Getting a spacecraft to the Moon or Mars is quite literally rocket science. While rocket science helps deliver the spacecraft to the Moon, other areas of science are needed to sustain life and enable activities during trips to the Moon and while on the lunar surface. Experiments aboard the International Space Station serve as the basis for much of that science and are helping lay a foundation for the Artemis missions.
On November 16, NASA launched the Orion spacecraft atop the Space Launch System (SLS) rocket on the Artemis I flight test. While the uncrewed flight will help NASA understand the performance of the rocket and spacecraft in the deep space environment, the agency is also working to develop the capabilities needed for future Artemis missions. These missions will return astronauts to the lunar surface, develop the infrastructure needed to establish a long-term presence on the Moon, and act as a stepping stone for sending astronauts to Mars.
Artemis astronauts will need to live and work in deep space and traverse the lunar surface during days- or weeks-long expeditions. Ongoing scientific investigations and technology demonstrations on the International Space Station can help create solutions to many of the hurdles associated with missions to the Moon and Mars.
Challenges and Solutions
Here’s how some of the work on the orbiting lab could help address challenges ahead as we journey back to the Moon, to Mars, and beyond.
The Challenge: Limited food supply
The Solution: Hydroponic and aeroponic food growth
Humans need food and water to survive, but during longer missions, the quality and nutritional value of packaged food can degrade. An ample amount of food is vital to sustain and supplement the crew during missions at the Moon and across the solar system. The space station’s eXposed Root On-Orbit Test System (XROOTS) experiment uses aeroponic and hydroponic systems to grow fresh food without the need for traditional growth media. Results could lead to large-scale food production systems while lowering the weight requirements for these systems and fresh food needing to be launched, allowing more room for other valuable cargo. Currently, the space station offers the only facility for studying plant growth in microgravity, ultimately developing technologies for maximizing crop production. Here on the ground, XROOTS could contribute to improved food security by enhancing crop cultivation.
There are many other studies of plant growth on station, read more here.
The Challenge: Limited water supply
The Solution: New water reclamation techniques
Water makes up about 60% of the human body and is critical for health, sanitation, and irrigation. To provide enough water for long-duration missions, systems need to recover about 98% of water used by the crew. On the space station, researchers are working towards this goal. One device being tested is the ECLSS: Brine Processor System which demonstrates a technology to recover additional water from crew urine and reduce water waste. Special membranes in the system retain contaminates and pass water vapor into the cabin’s atmosphere where it is captured and delivered to a water processing system. The system can also provide clean air and support the development of technologies needed for future missions. The method has potential applications on Earth in remote settings with limited access to water as well.

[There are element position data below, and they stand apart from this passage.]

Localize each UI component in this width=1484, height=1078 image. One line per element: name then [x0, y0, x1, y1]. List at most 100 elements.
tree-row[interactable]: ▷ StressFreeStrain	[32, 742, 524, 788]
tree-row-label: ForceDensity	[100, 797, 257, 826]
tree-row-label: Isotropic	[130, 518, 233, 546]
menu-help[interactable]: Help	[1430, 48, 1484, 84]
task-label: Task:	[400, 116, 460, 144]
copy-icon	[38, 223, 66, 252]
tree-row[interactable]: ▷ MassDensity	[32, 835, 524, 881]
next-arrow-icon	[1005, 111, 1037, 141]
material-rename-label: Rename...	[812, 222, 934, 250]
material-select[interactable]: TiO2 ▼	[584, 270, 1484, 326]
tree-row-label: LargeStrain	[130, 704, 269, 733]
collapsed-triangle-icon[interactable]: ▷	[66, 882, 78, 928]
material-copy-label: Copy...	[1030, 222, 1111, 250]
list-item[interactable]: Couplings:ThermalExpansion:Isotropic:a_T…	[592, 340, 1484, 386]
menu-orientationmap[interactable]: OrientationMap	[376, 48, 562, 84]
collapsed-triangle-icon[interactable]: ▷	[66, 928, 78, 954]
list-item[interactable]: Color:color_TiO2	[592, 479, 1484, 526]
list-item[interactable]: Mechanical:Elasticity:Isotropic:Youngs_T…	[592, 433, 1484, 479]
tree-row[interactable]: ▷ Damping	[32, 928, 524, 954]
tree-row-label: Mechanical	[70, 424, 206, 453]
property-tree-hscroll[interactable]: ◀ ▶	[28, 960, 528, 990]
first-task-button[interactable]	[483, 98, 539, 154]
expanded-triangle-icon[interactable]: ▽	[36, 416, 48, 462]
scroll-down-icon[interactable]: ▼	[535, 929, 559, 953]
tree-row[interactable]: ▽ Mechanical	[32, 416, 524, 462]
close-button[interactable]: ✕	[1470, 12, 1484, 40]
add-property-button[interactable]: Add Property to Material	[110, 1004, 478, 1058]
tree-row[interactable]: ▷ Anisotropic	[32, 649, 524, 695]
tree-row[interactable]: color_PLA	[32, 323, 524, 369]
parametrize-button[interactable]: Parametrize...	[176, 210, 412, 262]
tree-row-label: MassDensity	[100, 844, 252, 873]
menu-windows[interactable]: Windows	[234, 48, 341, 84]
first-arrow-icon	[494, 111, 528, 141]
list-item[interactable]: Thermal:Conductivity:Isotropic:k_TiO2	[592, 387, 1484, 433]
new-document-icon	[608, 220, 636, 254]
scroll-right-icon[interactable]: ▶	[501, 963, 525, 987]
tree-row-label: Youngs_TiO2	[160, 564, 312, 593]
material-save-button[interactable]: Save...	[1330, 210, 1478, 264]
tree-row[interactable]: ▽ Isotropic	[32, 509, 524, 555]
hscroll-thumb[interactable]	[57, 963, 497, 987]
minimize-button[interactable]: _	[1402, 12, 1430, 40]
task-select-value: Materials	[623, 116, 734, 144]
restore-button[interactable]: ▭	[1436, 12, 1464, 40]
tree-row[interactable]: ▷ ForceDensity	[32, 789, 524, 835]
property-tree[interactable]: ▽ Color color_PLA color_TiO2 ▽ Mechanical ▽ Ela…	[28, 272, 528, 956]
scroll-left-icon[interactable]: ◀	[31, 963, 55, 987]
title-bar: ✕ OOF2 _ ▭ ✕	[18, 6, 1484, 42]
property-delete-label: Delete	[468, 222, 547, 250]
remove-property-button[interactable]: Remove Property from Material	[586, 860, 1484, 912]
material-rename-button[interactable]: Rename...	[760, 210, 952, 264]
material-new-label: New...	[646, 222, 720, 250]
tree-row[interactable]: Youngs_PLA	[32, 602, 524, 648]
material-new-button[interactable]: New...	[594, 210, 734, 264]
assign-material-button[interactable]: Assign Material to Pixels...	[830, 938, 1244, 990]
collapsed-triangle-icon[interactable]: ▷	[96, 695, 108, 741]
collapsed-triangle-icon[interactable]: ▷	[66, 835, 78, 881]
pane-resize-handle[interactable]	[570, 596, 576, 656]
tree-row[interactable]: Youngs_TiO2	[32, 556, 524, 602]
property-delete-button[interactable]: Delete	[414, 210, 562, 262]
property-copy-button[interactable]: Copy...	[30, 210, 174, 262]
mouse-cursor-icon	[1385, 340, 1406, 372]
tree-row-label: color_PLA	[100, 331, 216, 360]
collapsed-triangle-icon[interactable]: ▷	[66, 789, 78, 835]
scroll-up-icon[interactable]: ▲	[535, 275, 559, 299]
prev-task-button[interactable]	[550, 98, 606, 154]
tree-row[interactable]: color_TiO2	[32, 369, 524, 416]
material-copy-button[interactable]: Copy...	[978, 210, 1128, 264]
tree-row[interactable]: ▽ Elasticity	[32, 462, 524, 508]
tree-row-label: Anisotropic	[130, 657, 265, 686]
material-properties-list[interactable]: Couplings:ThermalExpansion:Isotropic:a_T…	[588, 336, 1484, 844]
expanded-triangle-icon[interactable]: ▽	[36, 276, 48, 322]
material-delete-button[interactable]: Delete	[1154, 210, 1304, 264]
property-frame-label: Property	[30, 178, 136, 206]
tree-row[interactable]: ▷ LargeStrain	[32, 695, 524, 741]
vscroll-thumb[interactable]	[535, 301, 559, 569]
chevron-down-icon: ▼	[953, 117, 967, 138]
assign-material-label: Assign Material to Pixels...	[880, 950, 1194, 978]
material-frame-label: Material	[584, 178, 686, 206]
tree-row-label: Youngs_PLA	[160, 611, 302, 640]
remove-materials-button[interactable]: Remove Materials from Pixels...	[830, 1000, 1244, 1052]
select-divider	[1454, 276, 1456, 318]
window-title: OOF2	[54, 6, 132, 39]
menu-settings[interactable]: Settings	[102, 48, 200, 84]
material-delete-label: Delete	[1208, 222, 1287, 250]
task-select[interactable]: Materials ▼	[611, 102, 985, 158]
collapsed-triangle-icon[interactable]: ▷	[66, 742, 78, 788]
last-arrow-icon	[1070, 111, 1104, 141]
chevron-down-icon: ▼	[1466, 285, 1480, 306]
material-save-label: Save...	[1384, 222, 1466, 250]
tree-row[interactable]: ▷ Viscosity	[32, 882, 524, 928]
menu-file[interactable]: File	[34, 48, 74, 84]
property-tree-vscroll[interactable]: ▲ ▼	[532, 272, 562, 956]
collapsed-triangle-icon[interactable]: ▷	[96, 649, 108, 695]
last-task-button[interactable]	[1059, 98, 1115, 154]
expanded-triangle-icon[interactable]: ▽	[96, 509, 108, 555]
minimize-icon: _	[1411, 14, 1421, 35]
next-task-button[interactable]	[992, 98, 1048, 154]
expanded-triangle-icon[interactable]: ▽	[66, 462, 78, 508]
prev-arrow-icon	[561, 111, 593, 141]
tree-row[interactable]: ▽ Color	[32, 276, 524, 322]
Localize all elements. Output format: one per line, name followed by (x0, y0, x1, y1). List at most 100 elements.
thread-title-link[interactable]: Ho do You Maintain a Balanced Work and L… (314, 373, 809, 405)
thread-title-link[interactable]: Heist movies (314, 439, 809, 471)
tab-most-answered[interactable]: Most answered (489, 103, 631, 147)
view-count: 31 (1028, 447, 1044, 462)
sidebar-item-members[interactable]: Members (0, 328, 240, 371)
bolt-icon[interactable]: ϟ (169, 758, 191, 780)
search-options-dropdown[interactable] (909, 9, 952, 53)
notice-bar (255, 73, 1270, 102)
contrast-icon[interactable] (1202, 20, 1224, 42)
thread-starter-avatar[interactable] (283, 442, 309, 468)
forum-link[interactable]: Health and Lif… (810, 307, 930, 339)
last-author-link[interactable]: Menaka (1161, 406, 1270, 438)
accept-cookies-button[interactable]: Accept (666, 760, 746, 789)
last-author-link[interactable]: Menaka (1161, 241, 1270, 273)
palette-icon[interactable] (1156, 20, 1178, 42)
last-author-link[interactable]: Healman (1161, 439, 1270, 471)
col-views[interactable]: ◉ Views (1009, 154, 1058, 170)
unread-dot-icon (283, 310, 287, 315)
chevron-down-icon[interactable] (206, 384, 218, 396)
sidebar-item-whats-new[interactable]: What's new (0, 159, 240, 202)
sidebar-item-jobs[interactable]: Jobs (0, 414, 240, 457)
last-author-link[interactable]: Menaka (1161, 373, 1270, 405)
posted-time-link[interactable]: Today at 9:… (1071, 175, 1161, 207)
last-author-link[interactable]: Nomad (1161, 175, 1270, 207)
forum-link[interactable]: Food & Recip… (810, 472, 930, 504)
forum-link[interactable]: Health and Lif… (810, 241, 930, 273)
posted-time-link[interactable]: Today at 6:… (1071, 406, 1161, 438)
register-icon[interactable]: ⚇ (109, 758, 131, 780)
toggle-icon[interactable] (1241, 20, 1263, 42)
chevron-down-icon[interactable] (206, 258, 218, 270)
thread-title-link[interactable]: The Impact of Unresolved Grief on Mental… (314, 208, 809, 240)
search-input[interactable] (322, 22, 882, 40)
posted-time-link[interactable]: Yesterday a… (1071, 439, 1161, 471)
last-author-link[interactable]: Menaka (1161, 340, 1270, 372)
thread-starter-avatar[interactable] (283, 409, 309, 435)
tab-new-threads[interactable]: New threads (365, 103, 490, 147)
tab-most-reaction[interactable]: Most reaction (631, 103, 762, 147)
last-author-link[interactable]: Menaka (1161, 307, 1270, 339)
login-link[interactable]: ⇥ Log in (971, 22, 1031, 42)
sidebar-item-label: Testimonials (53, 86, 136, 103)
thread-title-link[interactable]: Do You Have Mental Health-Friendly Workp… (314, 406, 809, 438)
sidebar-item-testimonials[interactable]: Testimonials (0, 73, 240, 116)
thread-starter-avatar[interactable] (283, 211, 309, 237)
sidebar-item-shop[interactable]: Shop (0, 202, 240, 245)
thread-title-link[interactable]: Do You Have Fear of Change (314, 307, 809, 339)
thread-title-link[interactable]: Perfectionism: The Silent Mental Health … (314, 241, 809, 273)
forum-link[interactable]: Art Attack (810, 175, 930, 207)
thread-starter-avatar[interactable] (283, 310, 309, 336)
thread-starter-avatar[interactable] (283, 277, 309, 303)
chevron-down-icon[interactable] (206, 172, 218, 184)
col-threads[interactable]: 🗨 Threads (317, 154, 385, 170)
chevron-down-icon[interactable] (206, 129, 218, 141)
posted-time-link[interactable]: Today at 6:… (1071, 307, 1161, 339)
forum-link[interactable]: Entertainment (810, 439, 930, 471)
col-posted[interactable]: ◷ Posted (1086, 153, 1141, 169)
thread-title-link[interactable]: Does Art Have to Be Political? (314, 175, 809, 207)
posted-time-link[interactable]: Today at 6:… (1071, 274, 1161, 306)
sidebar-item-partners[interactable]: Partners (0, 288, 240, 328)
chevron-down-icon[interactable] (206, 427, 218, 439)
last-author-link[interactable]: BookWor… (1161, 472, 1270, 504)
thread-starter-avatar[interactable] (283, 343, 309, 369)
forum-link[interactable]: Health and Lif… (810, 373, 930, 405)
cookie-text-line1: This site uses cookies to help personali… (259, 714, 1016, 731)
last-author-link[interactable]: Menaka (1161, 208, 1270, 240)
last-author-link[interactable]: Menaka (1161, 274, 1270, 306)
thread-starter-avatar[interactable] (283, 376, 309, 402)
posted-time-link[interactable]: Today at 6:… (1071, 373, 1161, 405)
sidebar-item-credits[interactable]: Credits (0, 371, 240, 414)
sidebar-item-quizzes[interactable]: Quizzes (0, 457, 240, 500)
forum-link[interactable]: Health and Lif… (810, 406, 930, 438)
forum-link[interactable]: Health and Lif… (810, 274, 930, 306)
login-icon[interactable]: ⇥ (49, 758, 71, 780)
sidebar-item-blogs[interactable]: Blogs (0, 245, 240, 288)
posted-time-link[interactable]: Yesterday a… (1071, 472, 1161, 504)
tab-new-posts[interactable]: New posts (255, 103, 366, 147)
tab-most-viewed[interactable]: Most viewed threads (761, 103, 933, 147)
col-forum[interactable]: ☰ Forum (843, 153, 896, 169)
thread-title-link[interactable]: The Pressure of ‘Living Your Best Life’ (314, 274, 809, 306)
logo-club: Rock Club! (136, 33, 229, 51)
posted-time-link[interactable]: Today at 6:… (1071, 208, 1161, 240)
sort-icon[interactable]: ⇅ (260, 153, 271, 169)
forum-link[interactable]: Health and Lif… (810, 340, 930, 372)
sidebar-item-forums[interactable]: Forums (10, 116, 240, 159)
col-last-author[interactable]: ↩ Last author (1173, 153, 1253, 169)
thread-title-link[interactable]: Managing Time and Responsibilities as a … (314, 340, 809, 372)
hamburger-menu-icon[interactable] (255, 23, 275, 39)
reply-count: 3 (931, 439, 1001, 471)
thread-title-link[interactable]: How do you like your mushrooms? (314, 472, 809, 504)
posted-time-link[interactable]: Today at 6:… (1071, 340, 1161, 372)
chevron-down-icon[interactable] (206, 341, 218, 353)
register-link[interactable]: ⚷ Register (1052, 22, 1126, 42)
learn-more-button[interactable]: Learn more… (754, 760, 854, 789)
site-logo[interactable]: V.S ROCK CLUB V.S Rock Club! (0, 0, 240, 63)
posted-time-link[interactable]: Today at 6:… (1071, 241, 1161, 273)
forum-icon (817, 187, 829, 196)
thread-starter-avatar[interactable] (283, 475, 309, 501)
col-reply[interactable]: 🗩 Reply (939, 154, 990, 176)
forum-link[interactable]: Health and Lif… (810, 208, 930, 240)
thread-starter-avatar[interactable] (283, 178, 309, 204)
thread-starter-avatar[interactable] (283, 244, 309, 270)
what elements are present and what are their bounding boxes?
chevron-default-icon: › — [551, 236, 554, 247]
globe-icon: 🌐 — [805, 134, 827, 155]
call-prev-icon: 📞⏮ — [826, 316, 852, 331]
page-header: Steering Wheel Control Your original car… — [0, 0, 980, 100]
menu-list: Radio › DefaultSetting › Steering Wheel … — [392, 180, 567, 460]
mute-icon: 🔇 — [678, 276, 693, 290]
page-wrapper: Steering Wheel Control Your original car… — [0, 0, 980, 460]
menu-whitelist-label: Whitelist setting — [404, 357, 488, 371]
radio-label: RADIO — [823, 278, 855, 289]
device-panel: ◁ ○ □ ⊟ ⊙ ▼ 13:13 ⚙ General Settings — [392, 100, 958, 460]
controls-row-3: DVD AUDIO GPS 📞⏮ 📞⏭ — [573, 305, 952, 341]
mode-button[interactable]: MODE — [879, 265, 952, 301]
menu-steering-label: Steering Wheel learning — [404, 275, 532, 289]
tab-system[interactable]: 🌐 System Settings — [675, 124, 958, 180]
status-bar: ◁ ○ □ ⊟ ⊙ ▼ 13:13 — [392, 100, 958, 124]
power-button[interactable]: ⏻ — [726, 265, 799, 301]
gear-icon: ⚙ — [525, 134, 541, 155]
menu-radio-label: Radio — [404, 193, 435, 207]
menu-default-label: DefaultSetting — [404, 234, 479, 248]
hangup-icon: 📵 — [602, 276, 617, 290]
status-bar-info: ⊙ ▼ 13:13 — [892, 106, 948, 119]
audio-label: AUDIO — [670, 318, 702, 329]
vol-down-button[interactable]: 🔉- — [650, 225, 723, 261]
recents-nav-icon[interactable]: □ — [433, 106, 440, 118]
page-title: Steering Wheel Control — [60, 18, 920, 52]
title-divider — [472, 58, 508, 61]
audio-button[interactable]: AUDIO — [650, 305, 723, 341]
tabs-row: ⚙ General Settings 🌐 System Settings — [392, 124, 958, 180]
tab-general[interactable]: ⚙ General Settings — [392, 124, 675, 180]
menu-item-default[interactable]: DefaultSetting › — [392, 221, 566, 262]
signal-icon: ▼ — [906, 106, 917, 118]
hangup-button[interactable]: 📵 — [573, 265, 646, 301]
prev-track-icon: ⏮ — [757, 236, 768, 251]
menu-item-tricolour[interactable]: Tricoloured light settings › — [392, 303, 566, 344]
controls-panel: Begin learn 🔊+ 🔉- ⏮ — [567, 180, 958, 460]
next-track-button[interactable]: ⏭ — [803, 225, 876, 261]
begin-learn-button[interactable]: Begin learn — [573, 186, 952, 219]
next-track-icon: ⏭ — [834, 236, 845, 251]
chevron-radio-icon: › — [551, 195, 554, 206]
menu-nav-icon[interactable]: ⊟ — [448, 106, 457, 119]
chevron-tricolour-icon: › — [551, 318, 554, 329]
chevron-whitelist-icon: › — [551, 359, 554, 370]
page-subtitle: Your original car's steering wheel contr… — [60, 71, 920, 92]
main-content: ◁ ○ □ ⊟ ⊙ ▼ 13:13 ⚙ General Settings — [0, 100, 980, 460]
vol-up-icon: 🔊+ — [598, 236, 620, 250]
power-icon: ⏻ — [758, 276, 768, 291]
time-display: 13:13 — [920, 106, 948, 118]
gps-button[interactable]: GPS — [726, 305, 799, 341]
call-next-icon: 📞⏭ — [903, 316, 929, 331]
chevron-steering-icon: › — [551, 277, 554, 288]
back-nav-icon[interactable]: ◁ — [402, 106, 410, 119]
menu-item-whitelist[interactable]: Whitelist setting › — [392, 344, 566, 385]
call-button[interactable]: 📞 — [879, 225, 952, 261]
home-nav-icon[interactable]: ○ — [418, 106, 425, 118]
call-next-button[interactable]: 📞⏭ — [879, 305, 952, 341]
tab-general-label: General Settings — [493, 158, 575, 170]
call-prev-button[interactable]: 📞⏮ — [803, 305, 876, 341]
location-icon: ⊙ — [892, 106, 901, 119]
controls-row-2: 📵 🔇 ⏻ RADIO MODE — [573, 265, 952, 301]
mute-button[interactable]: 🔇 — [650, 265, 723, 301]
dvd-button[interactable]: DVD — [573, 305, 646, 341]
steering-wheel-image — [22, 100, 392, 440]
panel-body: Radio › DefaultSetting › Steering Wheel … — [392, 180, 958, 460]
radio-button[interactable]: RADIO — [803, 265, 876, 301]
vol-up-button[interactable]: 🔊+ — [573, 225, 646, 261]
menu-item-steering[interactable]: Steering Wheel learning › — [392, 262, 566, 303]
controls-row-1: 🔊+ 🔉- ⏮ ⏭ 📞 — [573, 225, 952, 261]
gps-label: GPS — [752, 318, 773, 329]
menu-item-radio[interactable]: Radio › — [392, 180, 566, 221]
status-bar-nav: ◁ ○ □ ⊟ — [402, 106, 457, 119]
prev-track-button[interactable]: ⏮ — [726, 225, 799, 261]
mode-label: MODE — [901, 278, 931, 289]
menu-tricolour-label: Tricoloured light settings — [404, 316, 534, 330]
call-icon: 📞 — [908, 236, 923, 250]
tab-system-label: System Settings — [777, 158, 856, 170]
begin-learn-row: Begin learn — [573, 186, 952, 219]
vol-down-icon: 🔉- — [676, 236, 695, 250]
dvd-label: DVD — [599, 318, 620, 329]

The Challenge: Infrastructure and materials needed to work and live-in space
The Solution: 3D printing and improved cement
Astronauts exploring our galaxy need spare parts, tools, and materials available on demand. Continuous cargo resupply is impractical as missions travel farther from Earth, but creative solutions such as 3D printing could be the answer. 3D Printing In Zero-G produced dozens of parts on the station, proving that additive manufacturing and 3D printers work in microgravity. This experiment could be the first step toward establishing a machine shop for long-duration missions and even offer a way to recycle plastic materials. Improving 3D printing could be beneficial to industries on Earth as well.
Habitats and infrastructure are other important components of living and working in space. Microgravity Investigation of Cement Solidification (MICS) studies the complex process of cement hardening. In the absence of gravity, the microstructure of solidified cement is considerably different from concrete hardened on Earth. The study evaluates the microstructure and material properties of cement and tests responses to different thermal and mechanical loading, which could lead to ways to use this material to build lightweight space structures. Results also could improve the properties of cement used on Earth and lower the carbon dioxide emissions generated by its production.
The Challenge: Limited access to medical treatment for injuries
The Solution: Custom wound patching
In space, there is no hospital or ambulance to call for an emergency. Research on the orbiting lab is equipping crews for missions without the need for immediate medical support by testing innovative technology such as Bioprint FirstAid. This ESA (European Space Agency) experiment demonstrates a device that could 3D print a custom wound patch on demand using a bioink made from the patient’s cells, a method which could accelerate the healing process. On Earth, such custom wound patches could provide patients with personalized and portable treatment options.
These are just some of the many challenges ahead as we prepare for missions to the Moon, Mars, and beyond, and only a few of the possible solutions tested on the space station. As the Artemis missions work to establish a long-term presence on the Moon and the space station continues its decade of results, missions taking humans farther from Earth are closer than ever before.